I am still enjoying browsing through English, French, German and Italian Techniques of Singing by Richard Miller. He doesn't talk about the Russian school because that isn't part of his experience, a perfectly valid reason.
I was preparing to argue about constantly citing Manuel Garcia II about the lowered larynx--he was against--because, well, wasn't he a bit early for that? Isn't lowered larynx more a feature of late Verdi, verismo and Wagner? How could he...? Then it turns out he lived for 101 years, until 1906. On my side of the argument is that his treatises date from the 1840s, before singing with a lowered larynx became so popular. When I even think about singing, my throat opens and my larynx goes DOWN. Because that's how I was taught. I was probably taught in the Italian technique. When I go to Italy, I hear lowered larynx all over the place. No one says that's what they're doing, but nevertheless it is.
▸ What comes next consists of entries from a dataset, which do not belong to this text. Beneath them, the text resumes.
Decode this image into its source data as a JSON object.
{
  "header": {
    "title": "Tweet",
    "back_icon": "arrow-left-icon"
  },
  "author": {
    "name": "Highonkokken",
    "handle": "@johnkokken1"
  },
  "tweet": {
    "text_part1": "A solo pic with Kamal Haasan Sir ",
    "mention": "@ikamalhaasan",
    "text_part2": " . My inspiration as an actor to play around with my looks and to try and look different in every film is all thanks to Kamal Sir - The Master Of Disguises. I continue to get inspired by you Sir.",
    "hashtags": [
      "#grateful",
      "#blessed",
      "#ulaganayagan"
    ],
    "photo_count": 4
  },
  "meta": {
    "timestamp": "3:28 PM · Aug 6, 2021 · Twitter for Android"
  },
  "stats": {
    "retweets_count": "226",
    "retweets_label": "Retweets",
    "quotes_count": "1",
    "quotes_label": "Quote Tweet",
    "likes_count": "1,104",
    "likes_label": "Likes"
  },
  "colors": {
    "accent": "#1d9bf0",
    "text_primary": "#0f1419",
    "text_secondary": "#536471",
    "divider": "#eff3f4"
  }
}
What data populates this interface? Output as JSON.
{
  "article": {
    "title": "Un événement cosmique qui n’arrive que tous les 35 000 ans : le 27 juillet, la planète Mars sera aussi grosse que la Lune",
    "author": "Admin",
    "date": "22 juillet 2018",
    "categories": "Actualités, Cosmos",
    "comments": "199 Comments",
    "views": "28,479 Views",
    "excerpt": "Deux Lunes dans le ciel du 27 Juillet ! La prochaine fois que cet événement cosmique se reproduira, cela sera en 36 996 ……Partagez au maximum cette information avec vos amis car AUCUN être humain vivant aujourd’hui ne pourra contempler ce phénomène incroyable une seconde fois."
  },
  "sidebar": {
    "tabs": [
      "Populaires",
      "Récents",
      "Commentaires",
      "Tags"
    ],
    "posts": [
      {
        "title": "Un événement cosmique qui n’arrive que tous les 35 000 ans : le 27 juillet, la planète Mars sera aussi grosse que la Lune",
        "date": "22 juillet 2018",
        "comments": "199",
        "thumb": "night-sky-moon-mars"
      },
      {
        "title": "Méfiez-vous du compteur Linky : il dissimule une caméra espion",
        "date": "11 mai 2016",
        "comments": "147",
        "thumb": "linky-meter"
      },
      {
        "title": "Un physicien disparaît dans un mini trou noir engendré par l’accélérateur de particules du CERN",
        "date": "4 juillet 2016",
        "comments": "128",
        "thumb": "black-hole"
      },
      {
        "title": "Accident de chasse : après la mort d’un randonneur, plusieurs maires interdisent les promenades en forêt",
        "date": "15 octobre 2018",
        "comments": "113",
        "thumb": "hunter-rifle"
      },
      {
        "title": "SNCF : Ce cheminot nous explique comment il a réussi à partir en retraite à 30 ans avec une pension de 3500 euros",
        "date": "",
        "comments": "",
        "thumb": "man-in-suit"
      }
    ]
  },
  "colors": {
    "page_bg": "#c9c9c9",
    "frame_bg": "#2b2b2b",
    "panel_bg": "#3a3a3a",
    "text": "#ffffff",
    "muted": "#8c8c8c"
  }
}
Here in Sacramento we have two prominent voice teachers. One teaches all her students to sing with a lowered larynx, and the other likes the larynx raised. No one just lets it float around in the throat. Sigh. Mr. Miller pretends that that's what everyone does. Mind you, absolutely no one overtly discusses larynx position. It's always inferred by other instructions. In my training it was called a "low yawn." Yawning makes the larynx go down.
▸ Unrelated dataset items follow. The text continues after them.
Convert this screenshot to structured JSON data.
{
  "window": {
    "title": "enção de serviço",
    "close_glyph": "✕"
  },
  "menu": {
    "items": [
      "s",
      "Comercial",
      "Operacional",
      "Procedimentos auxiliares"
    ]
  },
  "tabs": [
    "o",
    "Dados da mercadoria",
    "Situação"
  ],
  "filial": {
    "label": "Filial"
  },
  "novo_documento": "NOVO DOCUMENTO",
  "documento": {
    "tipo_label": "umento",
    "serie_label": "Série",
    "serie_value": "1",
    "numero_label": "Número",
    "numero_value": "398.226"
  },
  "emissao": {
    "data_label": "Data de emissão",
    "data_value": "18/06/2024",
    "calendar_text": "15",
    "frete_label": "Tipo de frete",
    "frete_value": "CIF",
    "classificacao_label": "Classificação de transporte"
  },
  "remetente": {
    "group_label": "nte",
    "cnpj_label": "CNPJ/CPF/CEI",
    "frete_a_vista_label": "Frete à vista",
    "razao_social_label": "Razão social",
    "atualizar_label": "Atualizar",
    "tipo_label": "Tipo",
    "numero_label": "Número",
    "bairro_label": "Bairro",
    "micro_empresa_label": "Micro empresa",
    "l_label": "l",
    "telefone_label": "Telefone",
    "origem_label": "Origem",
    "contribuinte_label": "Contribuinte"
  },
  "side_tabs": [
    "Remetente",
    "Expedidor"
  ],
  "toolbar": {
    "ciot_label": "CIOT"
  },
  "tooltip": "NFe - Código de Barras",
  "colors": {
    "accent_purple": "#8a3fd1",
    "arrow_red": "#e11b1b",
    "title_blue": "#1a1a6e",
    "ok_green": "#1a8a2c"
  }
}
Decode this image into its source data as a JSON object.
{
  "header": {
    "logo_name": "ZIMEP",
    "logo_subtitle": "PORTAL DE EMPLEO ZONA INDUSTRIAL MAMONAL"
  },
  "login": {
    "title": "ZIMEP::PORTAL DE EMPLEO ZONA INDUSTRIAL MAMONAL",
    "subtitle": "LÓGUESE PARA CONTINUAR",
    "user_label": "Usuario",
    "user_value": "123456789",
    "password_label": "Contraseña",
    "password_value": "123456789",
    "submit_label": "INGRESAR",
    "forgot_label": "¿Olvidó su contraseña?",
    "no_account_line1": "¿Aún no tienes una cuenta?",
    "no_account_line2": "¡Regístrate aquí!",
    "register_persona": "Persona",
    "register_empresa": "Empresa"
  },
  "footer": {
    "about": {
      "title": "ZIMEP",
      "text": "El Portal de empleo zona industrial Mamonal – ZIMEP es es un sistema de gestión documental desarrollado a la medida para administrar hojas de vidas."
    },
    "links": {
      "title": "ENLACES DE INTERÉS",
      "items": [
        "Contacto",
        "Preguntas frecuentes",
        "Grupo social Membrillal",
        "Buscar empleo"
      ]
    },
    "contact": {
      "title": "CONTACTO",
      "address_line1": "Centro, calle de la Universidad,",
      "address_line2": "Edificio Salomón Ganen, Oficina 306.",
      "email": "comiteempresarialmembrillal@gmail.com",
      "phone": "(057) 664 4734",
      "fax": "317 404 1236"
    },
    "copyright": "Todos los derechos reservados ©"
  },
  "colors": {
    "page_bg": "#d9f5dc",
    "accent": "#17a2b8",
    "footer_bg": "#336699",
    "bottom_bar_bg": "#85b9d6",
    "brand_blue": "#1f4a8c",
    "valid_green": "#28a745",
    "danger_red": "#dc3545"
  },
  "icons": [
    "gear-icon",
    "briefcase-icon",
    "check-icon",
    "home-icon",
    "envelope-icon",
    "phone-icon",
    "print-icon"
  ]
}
Yawn. I meant that talking about technique is boring and sleep inducing. Actually it's rather fascinating, and what makes it fascinating is that there is no apparent correlation between what voice teachers say and what they want you to do. They just suddenly say, "That's it!"
I like the book. Who would have guessed that the English were trying to eliminate upper partials? Or that Placido Domingo would probably have remained a baritone if he had studied in France? I guess you have to have been through the wringer of being forced to read technique books to even know what he's talking about.